Tinjauan Hukum Terhadap Visum Et Repertum Sebagai Alat Bukti Dihubungkan Dengan Undang-Undang Nomor 8 Tahun 1981 Tentang Kitab Undang-Undang Hukum Acara Pidana Juncto Undang-Undang Nomor 2 Tahun 2002 Tentang Kepolisian Negara Republik Indonesia
Daftar Isi:
- Alat bukti dalam hukum acara pidana memiliki suatu kekuatan pembuktian. Hakim, Penuntut Umum, Terdakwa maupun Penasihat Hukum tentu sangat terikat dalam ketentuan tata cara penilaian alat bukti, sehingga tidak boleh bertentangan dengan Undang-undang. Pengaturan tentang alat bukti diatur dalam Pasal 184 KUHAP yang terdiri dari keterangan saksi, keterangan ahli, surat, petunjuk dan keterangan terdakwa, dalam kasus pembunuhan diperlukan suatu alat bukti yang bernama Visum et Repertum.

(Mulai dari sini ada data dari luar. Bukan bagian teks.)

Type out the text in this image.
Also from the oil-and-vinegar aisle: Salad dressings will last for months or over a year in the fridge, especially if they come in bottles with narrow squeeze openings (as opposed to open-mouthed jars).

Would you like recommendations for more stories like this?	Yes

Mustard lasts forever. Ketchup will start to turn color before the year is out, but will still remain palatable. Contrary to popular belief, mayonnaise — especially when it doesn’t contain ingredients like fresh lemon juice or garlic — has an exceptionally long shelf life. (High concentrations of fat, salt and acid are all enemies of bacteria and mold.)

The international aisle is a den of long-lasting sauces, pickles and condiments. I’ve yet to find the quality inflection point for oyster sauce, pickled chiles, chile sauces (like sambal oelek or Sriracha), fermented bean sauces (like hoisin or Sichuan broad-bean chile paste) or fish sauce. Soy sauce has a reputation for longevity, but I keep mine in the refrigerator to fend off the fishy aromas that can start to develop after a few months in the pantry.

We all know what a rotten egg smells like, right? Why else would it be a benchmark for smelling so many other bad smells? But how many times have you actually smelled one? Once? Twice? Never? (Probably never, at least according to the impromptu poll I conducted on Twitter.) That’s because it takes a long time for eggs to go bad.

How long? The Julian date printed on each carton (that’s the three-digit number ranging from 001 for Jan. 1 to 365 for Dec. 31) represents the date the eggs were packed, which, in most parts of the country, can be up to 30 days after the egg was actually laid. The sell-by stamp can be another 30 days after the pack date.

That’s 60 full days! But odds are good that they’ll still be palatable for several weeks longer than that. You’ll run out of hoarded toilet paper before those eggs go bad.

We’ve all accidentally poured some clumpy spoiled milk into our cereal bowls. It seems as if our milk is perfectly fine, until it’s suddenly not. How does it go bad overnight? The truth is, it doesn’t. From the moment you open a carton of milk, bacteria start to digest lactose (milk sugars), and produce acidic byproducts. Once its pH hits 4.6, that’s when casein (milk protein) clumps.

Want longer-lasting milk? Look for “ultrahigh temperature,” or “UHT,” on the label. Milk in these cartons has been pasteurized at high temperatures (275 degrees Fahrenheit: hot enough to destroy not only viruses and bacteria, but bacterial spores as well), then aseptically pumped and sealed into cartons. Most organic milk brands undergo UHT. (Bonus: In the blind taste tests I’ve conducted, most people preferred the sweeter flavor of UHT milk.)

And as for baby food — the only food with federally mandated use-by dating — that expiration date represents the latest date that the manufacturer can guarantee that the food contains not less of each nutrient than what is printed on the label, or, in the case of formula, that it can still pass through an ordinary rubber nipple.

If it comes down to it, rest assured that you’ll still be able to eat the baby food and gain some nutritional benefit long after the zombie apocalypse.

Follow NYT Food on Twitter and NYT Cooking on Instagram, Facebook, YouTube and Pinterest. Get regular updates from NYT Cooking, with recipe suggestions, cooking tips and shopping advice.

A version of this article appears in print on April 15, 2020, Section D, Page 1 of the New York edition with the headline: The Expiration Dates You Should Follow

Permasalahan yang dikaji dalam penelitian ini adalah konsep Visum et Repertum dalam sistem peradilan pidana dan kekuatan pembuktian Visum et Repertum dalam perkara Pidana Nomor 644/Pid.B/2016/PN.Bdg Spesifikasi Penelitian ini menggunakan Deskriptif Analitis yaitu dengan metode penelitian dengan cara memberikan yaitu berupa data dan fakta bahan hukum primer, sekunder dan tersier. Metode pendekatan yang digunakan yaitu secara yuridis normatif yang menitik beratkan pada penelitian terhadap norma-norma hukum, kaidah hukum sedangkan studi lapangan digunakan untuk memperoleh data primer yang diperoleh dari instansi yang terkait dengan masalah penelitian. Perkara Pidana Nomor 644/Pid.B/2016/PN.Bdg dibutuhkannya Visum et Repertum dalam pembuktian persidangan di Pengadilan. Visum et Repertum merupakan alat bukti yang sah menurut Undang-Undang dan termasuk ke dalam kategori alat bukti surat yang dimana Visum et Repertum ini merupakan keterangan yang diberikan oleh dokter forensik yang telah melakukan pemeriksaan terhadap korban.